Для подтверждения своих утверждений Троцкий сбивался на тон склочного соседа по подъезду. Он сообщал о том, как Сталин нарушал постановление и заставлял шофера въезжать под арку в Кремле после 11 часов вечера (что беспокоило Троцкого), подробно приводя свою перепалку с несчастным водителем. Троцкий повторял рассказы секретаря Сталина о поведении Генерального секретаря у себя дома и вводил читателей в курс тяжбы о квартире Сталина в Кремле, в которой участвовала жена Троцкого, Седова.
Поскольку поверить в реальность столь однозначного описания Сталина было трудно, Троцкий объяснял, что столь неправдоподобное сочетание глупости и низости возможно лишь в искусственной конструкции: «Аппарат создал Сталина. Но аппарат есть мертвая машина, которая… не способна к творчеству… Сталин есть самая выдающаяся посредственность бюрократии».

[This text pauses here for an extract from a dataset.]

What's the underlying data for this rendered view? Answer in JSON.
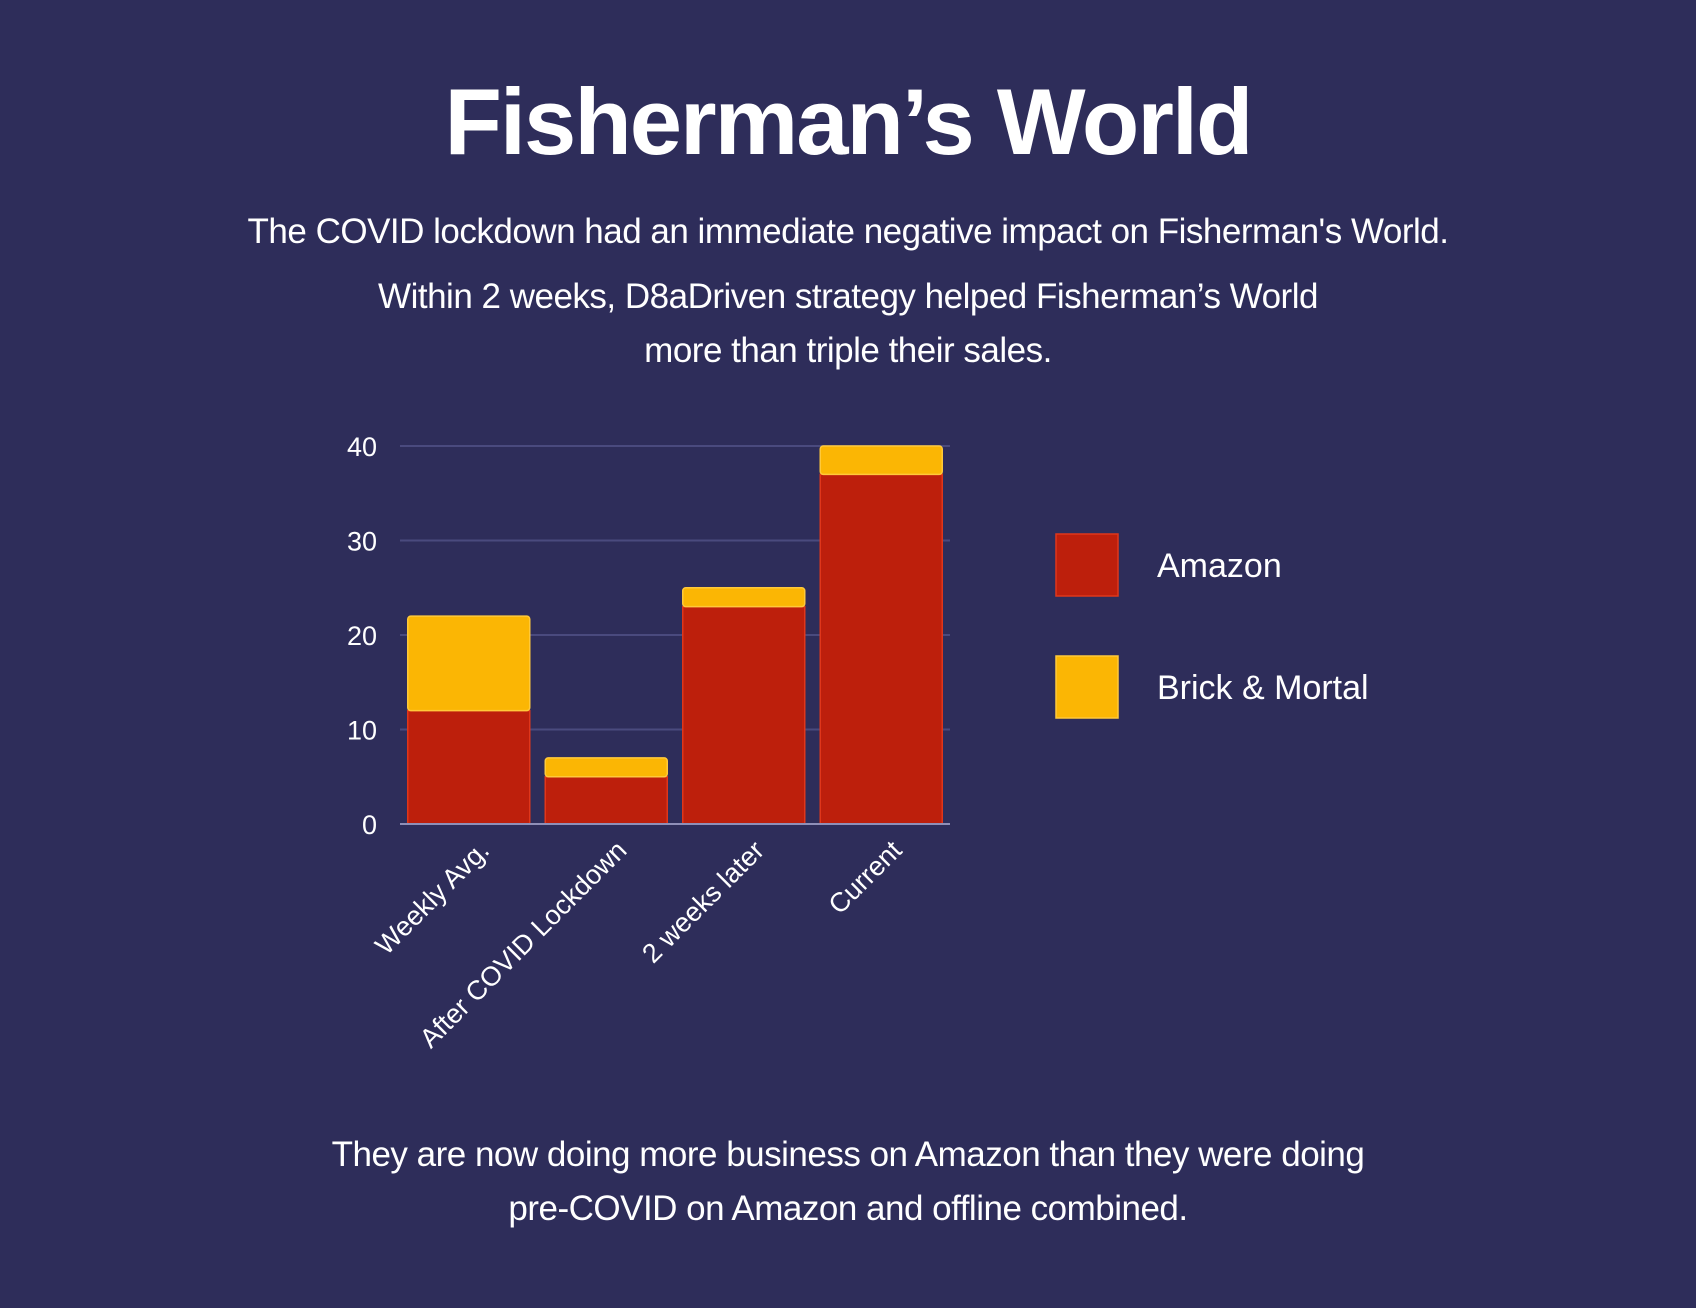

Троцкий не желал замечать, что его собственное поражение объяснялось в том числе и многими сильными чертами Сталина, в частности, его терпением, его умением дотошно и глубоко изучать любой вопрос государственного значения, в том числе с помощью внимательного выслушивания мнений специалистов этого дела, его выдержкой и сдержанностью, то есть тех качеств, которых так не хватало самому Троцкому. Однако в своей критике Сталина Троцкий опирался на голословные утверждения, подкрепленные лишь бытовыми сплетнями и хлесткими фельетонными фразами.
Подобным же нападкам подвергались и люди из окружения Сталина. Вероятно, для ряда критических замечаний Троцкого в их адрес были основания. Многие из руководителей, поднявшиеся на волне Октябрьской революции и Гражданской войны, были далеки от совершенства. Однако, утверждая о непреодолимом водоразделе между «сталинской гвардией» и своими сторонниками по деловым, общекультурным, моральным и прочим качествам, Троцкий допускал неоправданное преувеличение. Ни образование, ни профессиональный и жизненный опыт, ни уровень общей культуры, ни их реальные достижения не позволяли Антонову-Овсеенко, И. Смирнову, Склянскому, Розенгольцу и другим вождям Реввоенсовета и Цектрана претендовать на более высокие качества, чем «сталинская гвардия» в лице Молотова, Ворошилова, Кагановича, Куйбышева и других деятелей политбюро. Проклятия в адрес «сталинской бюрократии» помогали Троцкому объяснить собственный провал. Троцкий старался убедить своих читателей, что лишь тупая и серая публика была не способна оценить его отвергнутый талант и восхищаться такой «посредственностью», как Сталин.
Но Троцкий был занят не только сочинением памфлетов в адрес Сталина и переписыванием истории с тем, чтобы доказать свою выдающуюся роль в революции и ничтожность своих соперников. Он хотел победить Сталина и его систему не только в прошлом, но и в настоящей жизни. Оказавшись за пределами СССР, он предпринимал попытки взять реванш в новой партии политической игры.